As if reading her thoughts, the young man said: “If I don’t carry my brushes in this way I may forget to wash them; I sometimes do and then don’t I have a time to get them clean? By the way, Elfie, I have not properly introduced myself.” He picked up a shining brown leaf from the ground, selected a brush which still held some red paint, and with it wrote on the leaf which he handed gravely to Elizabeth.
She took it gingerly so as not to rub off the paint. What a delightful man he was, to be sure, and how unlike any other person she had met. She looked earnestly at what he had written. It was: “Oliver Kemp, a reincarnation of Titian.” Elizabeth had not the slightest idea what reincarnation meant, and she looked up questioningly to see laughter in the young man’s eyes, so she knew it was a sort of joke, but she determined to keep the leaf as a treasure. She held it very carefully by the stem, carrying her pussywillows in the other hand. “You don’t know my name,” she said presently.
“Oh, yes, I do: it is Elfie.”
“You have the first two letters right,” said Elizabeth gayly.
“That is quite enough; I needn’t try for any more. It is a great satisfaction to get things partly right: I don’t always do it, I know,” he added, partly to himself.

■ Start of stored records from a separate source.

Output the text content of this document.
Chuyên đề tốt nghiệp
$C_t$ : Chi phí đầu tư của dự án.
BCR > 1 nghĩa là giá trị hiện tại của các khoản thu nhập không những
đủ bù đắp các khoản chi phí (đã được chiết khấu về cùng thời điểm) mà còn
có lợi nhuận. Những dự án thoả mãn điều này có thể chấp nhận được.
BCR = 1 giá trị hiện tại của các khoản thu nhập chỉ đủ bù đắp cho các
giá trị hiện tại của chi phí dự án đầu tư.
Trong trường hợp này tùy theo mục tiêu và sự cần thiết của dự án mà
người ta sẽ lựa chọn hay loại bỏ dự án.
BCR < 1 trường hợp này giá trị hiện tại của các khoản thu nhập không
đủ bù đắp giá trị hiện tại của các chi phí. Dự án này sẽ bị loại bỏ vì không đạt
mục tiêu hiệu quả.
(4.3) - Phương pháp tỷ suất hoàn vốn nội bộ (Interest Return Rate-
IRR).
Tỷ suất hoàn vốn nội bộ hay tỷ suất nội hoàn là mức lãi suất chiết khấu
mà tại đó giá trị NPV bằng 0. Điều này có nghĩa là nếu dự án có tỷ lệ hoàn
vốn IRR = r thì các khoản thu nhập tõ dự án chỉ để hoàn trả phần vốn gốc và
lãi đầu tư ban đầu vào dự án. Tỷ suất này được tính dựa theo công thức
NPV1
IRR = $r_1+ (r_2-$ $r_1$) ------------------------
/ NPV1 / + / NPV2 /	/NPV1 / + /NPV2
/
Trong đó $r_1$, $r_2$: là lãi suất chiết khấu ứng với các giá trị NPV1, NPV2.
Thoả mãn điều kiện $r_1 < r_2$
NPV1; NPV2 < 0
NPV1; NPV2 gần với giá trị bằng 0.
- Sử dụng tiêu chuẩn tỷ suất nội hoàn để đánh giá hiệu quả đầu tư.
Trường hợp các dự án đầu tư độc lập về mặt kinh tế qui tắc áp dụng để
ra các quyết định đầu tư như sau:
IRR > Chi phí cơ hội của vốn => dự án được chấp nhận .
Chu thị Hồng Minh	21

They had reached the long street by this time and Mr. Kemp stood still and looked up and down, toward the church spire, the white, brown or red houses, the rows of trees each side the street in one direction and, in the other, hills, forests and winding road. “Do you know, Elfie,” he said, “I like this village of yours and I should like to stay here for awhile. Do you know of any place like a chicken-coop or a wood-house or any little cubby where I could keep my stool and easel and where I could paint when it was too cold or too stormy to go out?”
“A chicken-coop wouldn’t be big enough,” returned Elizabeth in all gravity, “but maybe a hen-house would do. I don’t exactly think of any just now, but maybe I could hear of something.”
“That’s a good child; I wish you would. I will come up tomorrow and find out. You live,—let me see, where is it you live?”
“In that brown house off there at the end of the street,”—Elizabeth pointed it out to him.
“Of course; I might have known it would be brown, like a tree. I suppose you go in there only when it is very cold or stormy and stay in the woods the rest of the time; elves always do, you know.”